Rice Derangement Syndrome

Glenn Kessler, a Newsweek "journalist," has written a book, The Confidante, attacking Secretary of State Rice. As reported by AFP:
"The invasion of Iraq, the missed opportunity with Iran, the breach in relations with Europe, the Arab anger at a perceived bias against the Palestinians -- all of these problems were the direct result of decisions she helped make in the White House," he writes.
"The breach in relations with Europe"? That might have existed four years ago but both France and Germany have now replaced their old anti-American governments with new pro-American ones. Whatever "breach" there was is no more. Further, it ended, for the US, the best possible way: Their governments moved toward our positions.

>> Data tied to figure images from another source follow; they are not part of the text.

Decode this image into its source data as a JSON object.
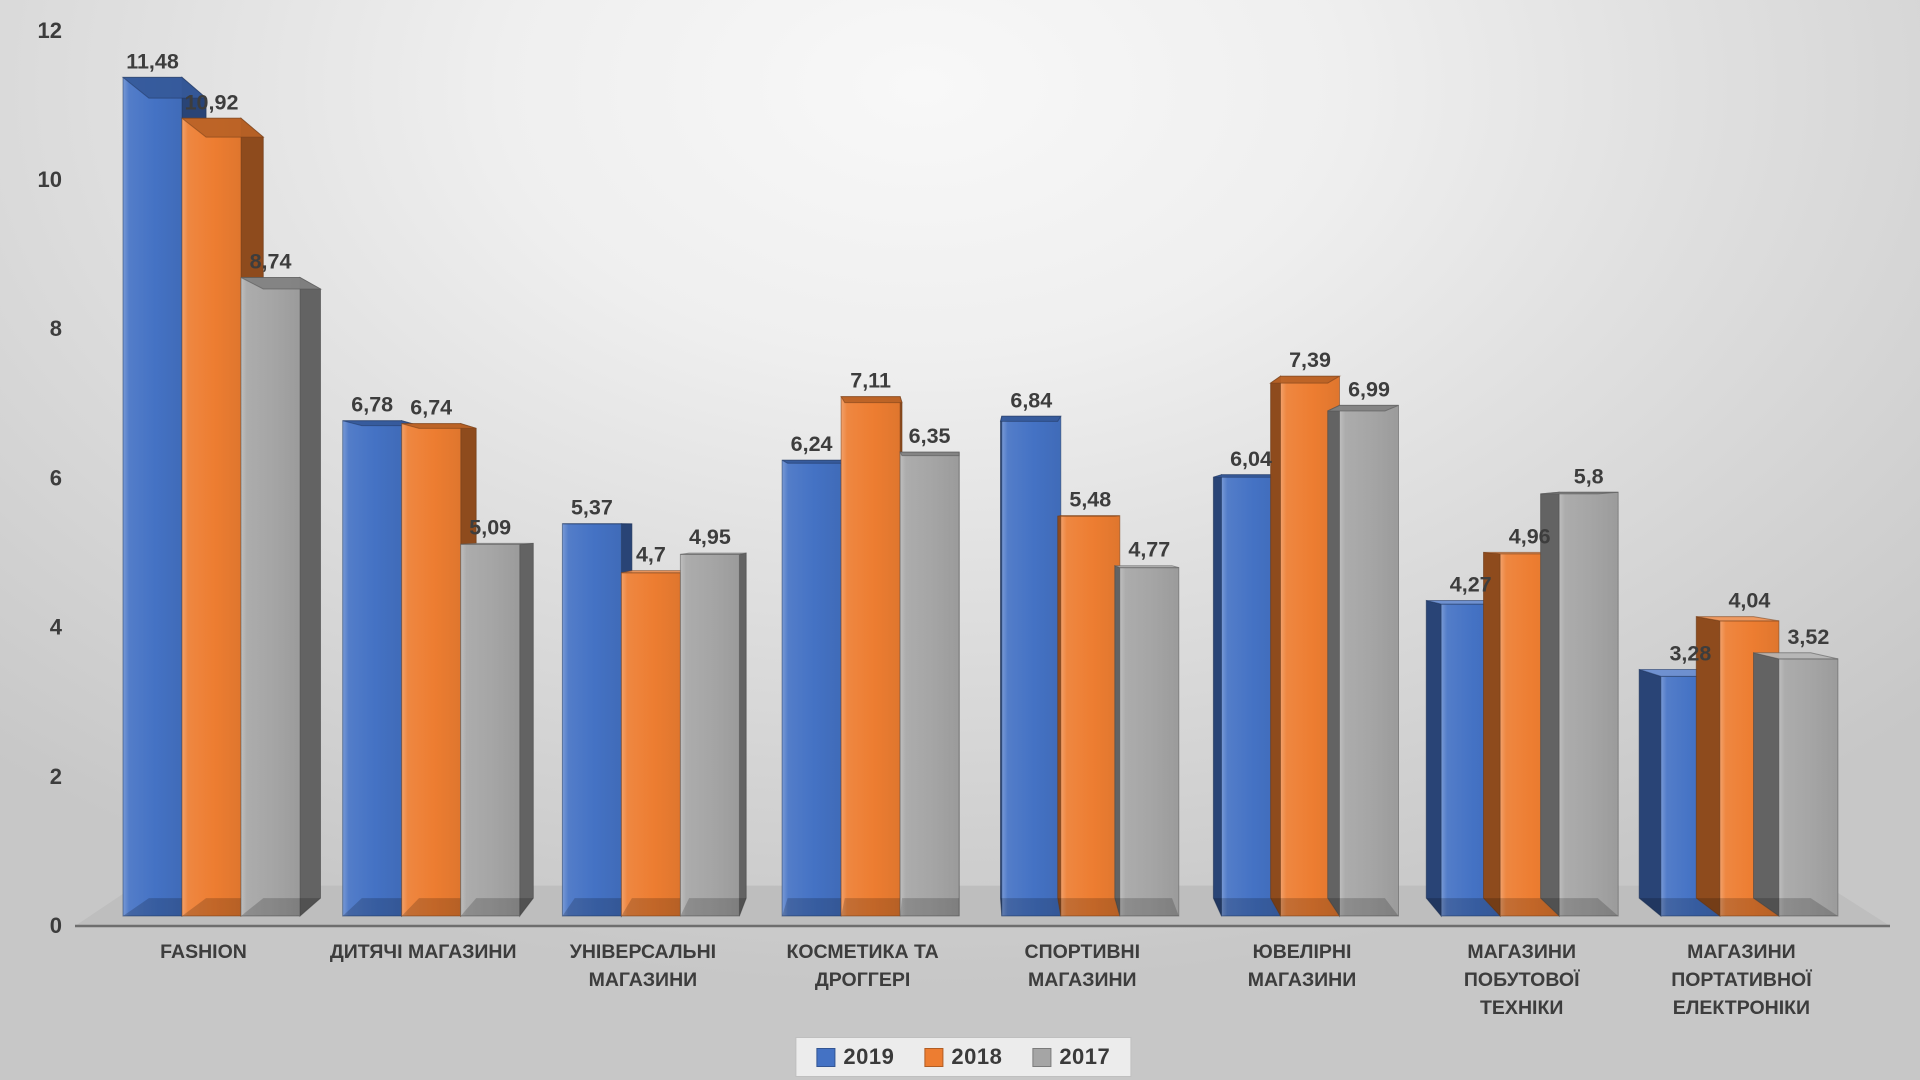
{
  "chart_data": {
    "type": "bar",
    "variant": "3d-clustered-column",
    "title": "",
    "xlabel": "",
    "ylabel": "",
    "ylim": [
      0,
      12
    ],
    "ytick_step": 2,
    "yticks": [
      0,
      2,
      4,
      6,
      8,
      10,
      12
    ],
    "grid": false,
    "legend_position": "bottom",
    "decimal_separator": ",",
    "categories": [
      "FASHION",
      "ДИТЯЧІ МАГАЗИНИ",
      "УНІВЕРСАЛЬНІ МАГАЗИНИ",
      "КОСМЕТИКА ТА ДРОГГЕРІ",
      "СПОРТИВНІ МАГАЗИНИ",
      "ЮВЕЛІРНІ МАГАЗИНИ",
      "МАГАЗИНИ ПОБУТОВОЇ ТЕХНІКИ",
      "МАГАЗИНИ ПОРТАТИВНОЇ ЕЛЕКТРОНІКИ"
    ],
    "category_label_lines": [
      [
        "FASHION"
      ],
      [
        "ДИТЯЧІ МАГАЗИНИ"
      ],
      [
        "УНІВЕРСАЛЬНІ",
        "МАГАЗИНИ"
      ],
      [
        "КОСМЕТИКА ТА",
        "ДРОГГЕРІ"
      ],
      [
        "СПОРТИВНІ",
        "МАГАЗИНИ"
      ],
      [
        "ЮВЕЛІРНІ",
        "МАГАЗИНИ"
      ],
      [
        "МАГАЗИНИ",
        "ПОБУТОВОЇ",
        "ТЕХНІКИ"
      ],
      [
        "МАГАЗИНИ",
        "ПОРТАТИВНОЇ",
        "ЕЛЕКТРОНІКИ"
      ]
    ],
    "series": [
      {
        "name": "2019",
        "color": "#4472C4",
        "values": [
          11.48,
          6.78,
          5.37,
          6.24,
          6.84,
          6.04,
          4.27,
          3.28
        ],
        "value_labels": [
          "11,48",
          "6,78",
          "5,37",
          "6,24",
          "6,84",
          "6,04",
          "4,27",
          "3,28"
        ]
      },
      {
        "name": "2018",
        "color": "#ED7D31",
        "values": [
          10.92,
          6.74,
          4.7,
          7.11,
          5.48,
          7.39,
          4.96,
          4.04
        ],
        "value_labels": [
          "10,92",
          "6,74",
          "4,7",
          "7,11",
          "5,48",
          "7,39",
          "4,96",
          "4,04"
        ]
      },
      {
        "name": "2017",
        "color": "#A5A5A5",
        "values": [
          8.74,
          5.09,
          4.95,
          6.35,
          4.77,
          6.99,
          5.8,
          3.52
        ],
        "value_labels": [
          "8,74",
          "5,09",
          "4,95",
          "6,35",
          "4,77",
          "6,99",
          "5,8",
          "3,52"
        ]
      }
    ]
  },
  "legend": {
    "items": [
      {
        "label": "2019",
        "color": "#4472C4"
      },
      {
        "label": "2018",
        "color": "#ED7D31"
      },
      {
        "label": "2017",
        "color": "#A5A5A5"
      }
    ]
  },
  "colors": {
    "text": "#3d3d3d",
    "axis_line": "#6e6e6e",
    "floor": "#bebebe",
    "legend_background": "#ececec"
  }
}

Mr. Kessler's claim that there ever was an "opportunity" with Iran seems fanciful. Mr. Kessler may not understand the "perceived bias against the Palestinians" but it might have to do with the fact that the evidence shows that their military intentionally targets schools and child care centers.

Monday, September 03, 2007

Fact checking at the New York Times

Over the years, the New York Times has published a lot of innuendo and false information about a lot of people. Now, some of those people would like the Times to correct the record. According to its public editor, the venerable Times does not want to be bothered with the fact-checking required to make its articles accurate.